Functional modules of DEMETER 5-methylcytosine DNA glycosylase necessary for seed development in Arabidopsis

Abstract

DNA methylation is a key epigenetic mark that regulates gene expression. In Arabidopsis, DEMETER (DME) DNA glycosylase specifically removes 5-methylcytosine (5mC) from DNA and induces gene imprinting in endosperm. In heterozygous dme mutants, 50% of seeds are aborted due to a maternal parent-of-origin effect. There are three other DME-like genes such as ROS1, DML2, and DML3 in the Arabidopsis genome, and all DME family proteins share the similar domain structures. Besides the central DNA glycosylase domain, two additional domains (domains A and B) exist and all these are required to excise 5mC. These three domains are interspersed with the interdomain regions (IDRs) which are highly variable in sequence and length among the family members. To identify the minimal fragment necessary for 5mC excision, the DMEΔ(149-677)ΔIDR1::lnk, where the domains are cut and pasted, were engineered.
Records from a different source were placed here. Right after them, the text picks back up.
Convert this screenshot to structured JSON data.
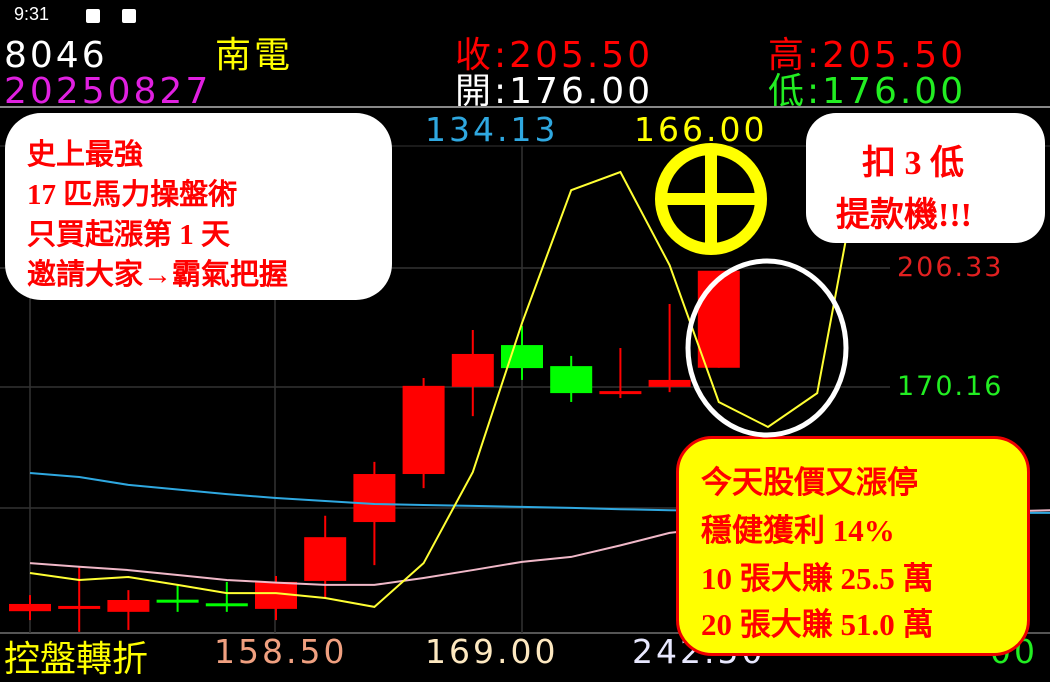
{
  "status_bar": {
    "time": "9:31",
    "icons": [
      "image-icon",
      "a-text-icon"
    ]
  },
  "header": {
    "code": "8046",
    "name": "南電",
    "date": "20250827",
    "close": "收:205.50",
    "high": "高:205.50",
    "open": "開:176.00",
    "low": "低:176.00"
  },
  "indicator_row": {
    "blue_value": "134.13",
    "yellow_value": "166.00"
  },
  "bottom_row": {
    "label": "控盤轉折",
    "v1": "158.50",
    "v2": "169.00",
    "v3": "242.50",
    "v4": "00"
  },
  "price_labels": {
    "upper": "206.33",
    "lower": "170.16"
  },
  "annotations": {
    "left_bubble": [
      "史上最強",
      "17 匹馬力操盤術",
      "只買起漲第 1 天",
      "邀請大家→霸氣把握"
    ],
    "right_bubble": [
      "扣 3 低",
      "提款機!!!"
    ],
    "yellow_box": [
      "今天股價又漲停",
      "穩健獲利 14%",
      "10 張大賺 25.5 萬",
      "20 張大賺 51.0 萬"
    ],
    "symbols": [
      "yellow-circle-cross-icon",
      "white-ellipse-highlight"
    ]
  },
  "colors": {
    "up": "#ff0000",
    "down": "#00ff00",
    "ma_blue": "#2fa8e0",
    "ma_pink": "#f0b8c8",
    "line_yellow": "#ffff33",
    "text_yellow": "#ffff00",
    "text_magenta": "#e020e0"
  },
  "chart_data": {
    "type": "candlestick",
    "ylim_labels": [
      170.16,
      206.33
    ],
    "grid": true,
    "candles": [
      {
        "o": 102.0,
        "h": 106.9,
        "l": 99.3,
        "c": 104.2
      },
      {
        "o": 103.0,
        "h": 115.4,
        "l": 95.7,
        "c": 103.6
      },
      {
        "o": 101.8,
        "h": 108.4,
        "l": 96.3,
        "c": 105.4
      },
      {
        "o": 105.5,
        "h": 109.9,
        "l": 101.8,
        "c": 105.2
      },
      {
        "o": 104.4,
        "h": 110.9,
        "l": 101.8,
        "c": 104.1
      },
      {
        "o": 102.7,
        "h": 112.7,
        "l": 99.3,
        "c": 110.9
      },
      {
        "o": 111.2,
        "h": 131.0,
        "l": 106.0,
        "c": 124.5
      },
      {
        "o": 129.1,
        "h": 147.4,
        "l": 116.0,
        "c": 143.7
      },
      {
        "o": 143.7,
        "h": 172.9,
        "l": 139.4,
        "c": 170.5
      },
      {
        "o": 170.2,
        "h": 187.5,
        "l": 161.3,
        "c": 180.2
      },
      {
        "o": 182.9,
        "h": 188.7,
        "l": 172.3,
        "c": 175.9
      },
      {
        "o": 176.5,
        "h": 179.6,
        "l": 165.6,
        "c": 168.3
      },
      {
        "o": 168.0,
        "h": 182.0,
        "l": 166.8,
        "c": 168.9
      },
      {
        "o": 170.2,
        "h": 195.4,
        "l": 168.6,
        "c": 172.3
      },
      {
        "o": 176.0,
        "h": 205.5,
        "l": 176.0,
        "c": 205.5
      }
    ],
    "lines": [
      {
        "color": "#2fa8e0",
        "values": [
          144.0,
          142.8,
          140.4,
          139.0,
          137.6,
          136.4,
          135.5,
          134.6,
          134.3,
          134.0,
          133.7,
          133.4,
          133.0,
          132.7,
          132.5,
          132.3,
          132.2,
          132.1,
          132.0,
          132.0,
          131.9,
          131.9
        ]
      },
      {
        "color": "#f0b8c8",
        "values": [
          116.6,
          115.5,
          114.5,
          113.0,
          111.5,
          110.7,
          110.0,
          110.0,
          112.1,
          114.5,
          117.0,
          118.5,
          122.0,
          125.8,
          127.5,
          129.0,
          130.2,
          131.0,
          131.5,
          132.0,
          132.4,
          132.8
        ]
      },
      {
        "color": "#ffff33",
        "values": [
          113.6,
          111.5,
          112.4,
          110.0,
          107.5,
          107.5,
          106.0,
          103.3,
          116.6,
          144.3,
          189.6,
          230.0,
          235.5,
          207.2,
          165.6,
          158.0,
          168.3,
          248.3
        ]
      }
    ]
  }
}
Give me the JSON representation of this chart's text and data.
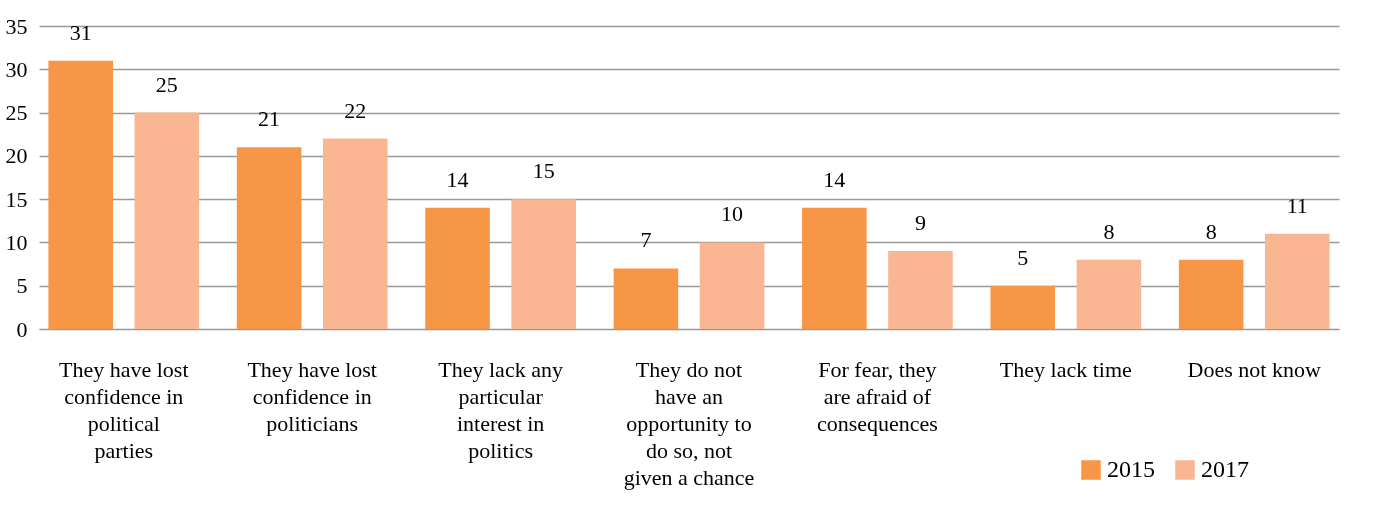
{
  "chart_data": {
    "type": "bar",
    "categories": [
      "They have lost confidence in political parties",
      "They have lost confidence in politicians",
      "They lack any particular interest in politics",
      "They do not have an opportunity to do so, not given a chance",
      "For fear, they are afraid of consequences",
      "They lack time",
      "Does not know"
    ],
    "series": [
      {
        "name": "2015",
        "color": "#f79646",
        "values": [
          31,
          21,
          14,
          7,
          14,
          5,
          8
        ]
      },
      {
        "name": "2017",
        "color": "#fab592",
        "values": [
          25,
          22,
          15,
          10,
          9,
          8,
          11
        ]
      }
    ],
    "ylim": [
      0,
      35
    ],
    "yticks": [
      0,
      5,
      10,
      15,
      20,
      25,
      30,
      35
    ],
    "grid": "y",
    "legend": "bottom right",
    "data_labels": true
  }
}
The modified DME fragment still retains biochemical activity. This indicates that the three domains are enough for DME function in vitro. In the first chapter, DMEΔ(149-677) and DMEΔ(149-677)ΔIDR1::lnk which have DNA glycosylase activity were expressed in the central cell using DME promoter. The modified DME can rescue seed abortion in dme mutants. This demonstrates that the three conserved domains are functional modules which are necessary and sufficient for both in vivo and in vitro functions of DME. In addition, DMEΔ(149-677) could maintain the DME function stably in the next generation. Homozygous dme mutants with lethal phenotype were recovered and abnormal seed and flower phenotype were observed in T2 DMEΔ(149-677)ΔIDR1::lnk population. The results implies that DMEΔ(149-677)ΔIDR1::lnk might be able to have hyperactivity function of DME and that DNA methylation and floral morphology are related in Arabidopsis. In the second chapter, a novel DNA methylome analysis tool using DME was proposed. After DME DNA glycosylase reaction in which DME recognizes and removes mC in Arabidopsis genome, radioactively labeled cytosines were refilled in the vacant position by BER pathway. Here, dot-blot analysis was conducted and DNA methylation pattern was visualized for the specific regions of genome. The result suggests that DME treatment differentiates between hyper- and hypo-methylated genome fragments. If the method would be applied to fluorescent labeling system and tiling array, DME-chip could become the easy and fast DNA methlyome analysis tool through the single tube DME reaction.